BROSSARD, JEAN-FRANÇOIS, ploughman and settler; b. 1654 in France, d. December 1716 at Port-Royal (Annapolis Royal, N.S.).
He came to Acadia in 1671, and settled at Port-Royal, where around 1681 he married Catherine Richard, daughter of Michel Richard and Madeleine Blanchard. With Pierre Tibaudeau he took part in founding a settlement at Chipoudy. In the spring of 1700 one of Jean-François Brossard’s sons went with Tibaudeau and some other young men to Chipoudy. The young scout chose a lot for his father and made a start on the settlement. Jean-François and his wife visited the new settlement and were delighted with it. However, the pioneer did not go to live there himself.
The Brossards had 10 children, 6 boys and 4 girls. One of the sons, Pierre, settled at Pisiquit. Two others, Joseph and Alexandre, lived at Chipoudy on properties which had been granted to their wives, Agnès and Marguerite, granddaughters of Pierre Tibaudeau. The two young Brossards bore the surname of Beausoleil, after their native village near Port-Royal. Later, Alexandre settled at Petitcodiac, a village founded by Guillaume Blanchard; Joseph*, who distinguished himself in skirmishes against the English in 1755, took up his abode at a place called Le Cran, now Stoney Creek. The Brossards of Louisiana and those of Cape Breton are descended from Alexandre and Joseph.

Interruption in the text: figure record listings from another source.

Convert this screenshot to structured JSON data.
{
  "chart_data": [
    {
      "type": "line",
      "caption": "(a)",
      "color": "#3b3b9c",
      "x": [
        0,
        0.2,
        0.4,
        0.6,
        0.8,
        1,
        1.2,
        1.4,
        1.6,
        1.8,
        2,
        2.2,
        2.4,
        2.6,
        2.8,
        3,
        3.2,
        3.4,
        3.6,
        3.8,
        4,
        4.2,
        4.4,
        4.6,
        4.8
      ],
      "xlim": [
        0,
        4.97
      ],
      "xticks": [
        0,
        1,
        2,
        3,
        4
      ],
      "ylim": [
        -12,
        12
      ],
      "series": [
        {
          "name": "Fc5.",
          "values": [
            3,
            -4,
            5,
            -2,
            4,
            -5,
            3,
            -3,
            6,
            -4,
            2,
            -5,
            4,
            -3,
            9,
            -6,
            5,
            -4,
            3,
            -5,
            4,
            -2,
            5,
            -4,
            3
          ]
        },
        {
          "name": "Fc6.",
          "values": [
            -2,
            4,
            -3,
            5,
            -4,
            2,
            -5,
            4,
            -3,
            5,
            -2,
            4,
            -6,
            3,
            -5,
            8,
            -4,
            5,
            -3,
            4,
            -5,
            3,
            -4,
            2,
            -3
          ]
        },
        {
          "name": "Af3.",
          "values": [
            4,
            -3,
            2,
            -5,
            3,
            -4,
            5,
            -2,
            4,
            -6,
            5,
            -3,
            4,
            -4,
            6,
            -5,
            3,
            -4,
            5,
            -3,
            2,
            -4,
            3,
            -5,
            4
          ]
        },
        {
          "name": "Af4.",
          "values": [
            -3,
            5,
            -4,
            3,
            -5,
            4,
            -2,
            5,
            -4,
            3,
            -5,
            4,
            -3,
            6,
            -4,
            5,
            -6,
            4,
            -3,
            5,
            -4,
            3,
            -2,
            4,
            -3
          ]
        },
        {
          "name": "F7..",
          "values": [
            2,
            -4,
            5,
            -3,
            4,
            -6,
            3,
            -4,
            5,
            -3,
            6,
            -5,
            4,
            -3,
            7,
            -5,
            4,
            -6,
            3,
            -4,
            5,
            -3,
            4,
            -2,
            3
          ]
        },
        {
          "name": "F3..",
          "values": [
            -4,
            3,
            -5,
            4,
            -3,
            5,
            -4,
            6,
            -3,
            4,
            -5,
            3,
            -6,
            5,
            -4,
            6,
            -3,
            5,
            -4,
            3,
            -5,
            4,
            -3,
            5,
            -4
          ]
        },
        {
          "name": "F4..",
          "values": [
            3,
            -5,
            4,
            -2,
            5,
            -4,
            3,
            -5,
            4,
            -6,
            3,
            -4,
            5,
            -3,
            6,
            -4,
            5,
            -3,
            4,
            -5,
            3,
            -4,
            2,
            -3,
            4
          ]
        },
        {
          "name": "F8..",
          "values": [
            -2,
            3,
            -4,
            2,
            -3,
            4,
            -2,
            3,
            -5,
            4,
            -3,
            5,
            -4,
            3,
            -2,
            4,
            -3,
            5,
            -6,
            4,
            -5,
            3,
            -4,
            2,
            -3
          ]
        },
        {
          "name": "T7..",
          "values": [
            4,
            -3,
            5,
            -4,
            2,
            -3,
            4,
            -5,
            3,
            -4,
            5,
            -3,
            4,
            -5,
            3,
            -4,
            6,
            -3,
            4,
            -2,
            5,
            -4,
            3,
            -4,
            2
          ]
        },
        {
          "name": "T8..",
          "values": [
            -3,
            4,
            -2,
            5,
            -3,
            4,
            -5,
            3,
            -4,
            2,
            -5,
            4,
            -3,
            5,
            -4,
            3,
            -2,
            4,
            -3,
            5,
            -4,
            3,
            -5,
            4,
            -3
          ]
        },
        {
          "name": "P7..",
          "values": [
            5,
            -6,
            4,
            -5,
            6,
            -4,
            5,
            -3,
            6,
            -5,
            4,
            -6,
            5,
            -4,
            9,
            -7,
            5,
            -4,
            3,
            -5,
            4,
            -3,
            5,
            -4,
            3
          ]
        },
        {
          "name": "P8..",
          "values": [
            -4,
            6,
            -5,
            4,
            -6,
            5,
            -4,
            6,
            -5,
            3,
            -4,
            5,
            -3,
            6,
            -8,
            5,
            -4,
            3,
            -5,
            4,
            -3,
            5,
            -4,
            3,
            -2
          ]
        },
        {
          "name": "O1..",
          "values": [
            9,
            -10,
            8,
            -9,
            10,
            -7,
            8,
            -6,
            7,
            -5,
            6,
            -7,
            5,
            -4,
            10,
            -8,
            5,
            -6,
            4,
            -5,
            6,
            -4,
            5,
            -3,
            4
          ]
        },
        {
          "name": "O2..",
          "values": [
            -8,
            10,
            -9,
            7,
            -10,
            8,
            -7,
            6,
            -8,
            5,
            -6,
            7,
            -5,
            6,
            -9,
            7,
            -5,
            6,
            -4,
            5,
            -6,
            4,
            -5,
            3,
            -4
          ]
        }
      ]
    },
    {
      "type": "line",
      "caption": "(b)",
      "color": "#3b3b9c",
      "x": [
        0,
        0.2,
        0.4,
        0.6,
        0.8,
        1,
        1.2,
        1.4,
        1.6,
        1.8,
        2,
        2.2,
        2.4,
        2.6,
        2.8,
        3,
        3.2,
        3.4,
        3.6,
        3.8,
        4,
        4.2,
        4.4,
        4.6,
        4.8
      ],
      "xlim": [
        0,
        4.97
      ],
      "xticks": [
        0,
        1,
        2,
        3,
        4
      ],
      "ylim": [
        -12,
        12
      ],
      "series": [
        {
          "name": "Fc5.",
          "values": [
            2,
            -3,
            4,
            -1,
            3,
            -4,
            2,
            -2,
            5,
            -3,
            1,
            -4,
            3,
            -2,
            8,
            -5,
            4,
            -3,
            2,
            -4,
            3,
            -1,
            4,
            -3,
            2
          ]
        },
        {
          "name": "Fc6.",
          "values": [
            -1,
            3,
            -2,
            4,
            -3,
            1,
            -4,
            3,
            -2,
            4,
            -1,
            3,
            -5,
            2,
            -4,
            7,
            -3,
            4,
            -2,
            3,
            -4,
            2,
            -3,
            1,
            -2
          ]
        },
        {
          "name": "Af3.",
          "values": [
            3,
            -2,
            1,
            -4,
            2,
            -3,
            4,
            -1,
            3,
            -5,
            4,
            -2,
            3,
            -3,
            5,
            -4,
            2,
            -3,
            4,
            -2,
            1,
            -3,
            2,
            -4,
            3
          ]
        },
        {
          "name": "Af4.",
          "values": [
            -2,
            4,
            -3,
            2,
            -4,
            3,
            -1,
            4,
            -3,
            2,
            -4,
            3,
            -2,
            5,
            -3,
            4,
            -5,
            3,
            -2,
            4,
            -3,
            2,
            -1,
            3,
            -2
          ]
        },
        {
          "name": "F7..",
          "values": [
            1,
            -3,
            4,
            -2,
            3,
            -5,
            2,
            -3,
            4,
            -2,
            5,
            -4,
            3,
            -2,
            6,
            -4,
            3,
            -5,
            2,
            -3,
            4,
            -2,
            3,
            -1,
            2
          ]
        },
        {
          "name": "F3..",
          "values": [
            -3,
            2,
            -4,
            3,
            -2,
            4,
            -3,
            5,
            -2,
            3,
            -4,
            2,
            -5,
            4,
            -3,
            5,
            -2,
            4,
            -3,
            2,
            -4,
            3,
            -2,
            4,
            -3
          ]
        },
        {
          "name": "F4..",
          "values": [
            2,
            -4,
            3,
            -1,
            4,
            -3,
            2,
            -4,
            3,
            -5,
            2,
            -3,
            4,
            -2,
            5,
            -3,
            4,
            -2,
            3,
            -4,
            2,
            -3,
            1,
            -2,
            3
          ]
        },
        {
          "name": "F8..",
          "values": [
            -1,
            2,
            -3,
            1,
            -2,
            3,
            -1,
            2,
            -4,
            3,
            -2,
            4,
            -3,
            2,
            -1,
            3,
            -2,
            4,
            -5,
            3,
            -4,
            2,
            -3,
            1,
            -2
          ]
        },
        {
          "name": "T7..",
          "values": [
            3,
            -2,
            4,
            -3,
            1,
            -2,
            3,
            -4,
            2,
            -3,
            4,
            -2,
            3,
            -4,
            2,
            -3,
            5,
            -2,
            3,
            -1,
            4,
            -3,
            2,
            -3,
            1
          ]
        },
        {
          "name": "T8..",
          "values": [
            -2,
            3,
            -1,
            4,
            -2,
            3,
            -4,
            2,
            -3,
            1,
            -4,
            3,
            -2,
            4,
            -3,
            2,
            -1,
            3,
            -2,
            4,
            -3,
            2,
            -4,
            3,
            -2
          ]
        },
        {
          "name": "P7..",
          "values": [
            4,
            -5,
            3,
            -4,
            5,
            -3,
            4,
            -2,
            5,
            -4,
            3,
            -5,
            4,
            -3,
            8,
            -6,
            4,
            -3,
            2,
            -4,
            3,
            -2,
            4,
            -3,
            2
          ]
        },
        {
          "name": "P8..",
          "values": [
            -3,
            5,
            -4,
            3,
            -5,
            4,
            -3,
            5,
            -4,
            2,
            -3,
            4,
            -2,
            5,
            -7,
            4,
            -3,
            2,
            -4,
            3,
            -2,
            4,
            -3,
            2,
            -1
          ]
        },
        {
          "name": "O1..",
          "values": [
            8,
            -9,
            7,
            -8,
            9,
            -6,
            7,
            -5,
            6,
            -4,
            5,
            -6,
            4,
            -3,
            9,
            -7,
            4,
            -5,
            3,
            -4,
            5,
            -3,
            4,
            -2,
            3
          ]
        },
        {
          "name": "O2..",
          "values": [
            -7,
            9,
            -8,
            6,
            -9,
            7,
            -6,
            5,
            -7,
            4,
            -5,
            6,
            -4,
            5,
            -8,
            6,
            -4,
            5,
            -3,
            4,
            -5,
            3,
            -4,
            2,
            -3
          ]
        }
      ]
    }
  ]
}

AN, Section Outre-Mer, G1, 466 (Recensements de l’Acadie, 1686, 1693, 1698, 1700, 1701, 1703). Archives de l’université de Moncton, Placide Gaudet and A. E. Daigle, Personal papers on Acadian genealogies. PANS, MS docs., XXVI (parish register of Port-Royal, 31 Dec. 1716). Arsenault, Hist. et généal. des Acadiens, I, 368. Rameau de Saint-Père, Une colonie féodale, I, 246, 254, 255, 256, 258–59, 261, 266–67. [On the “marriages” of Brossard’s daughters, described by Rameau, see the bibliography for Pierre Tibaudeau.]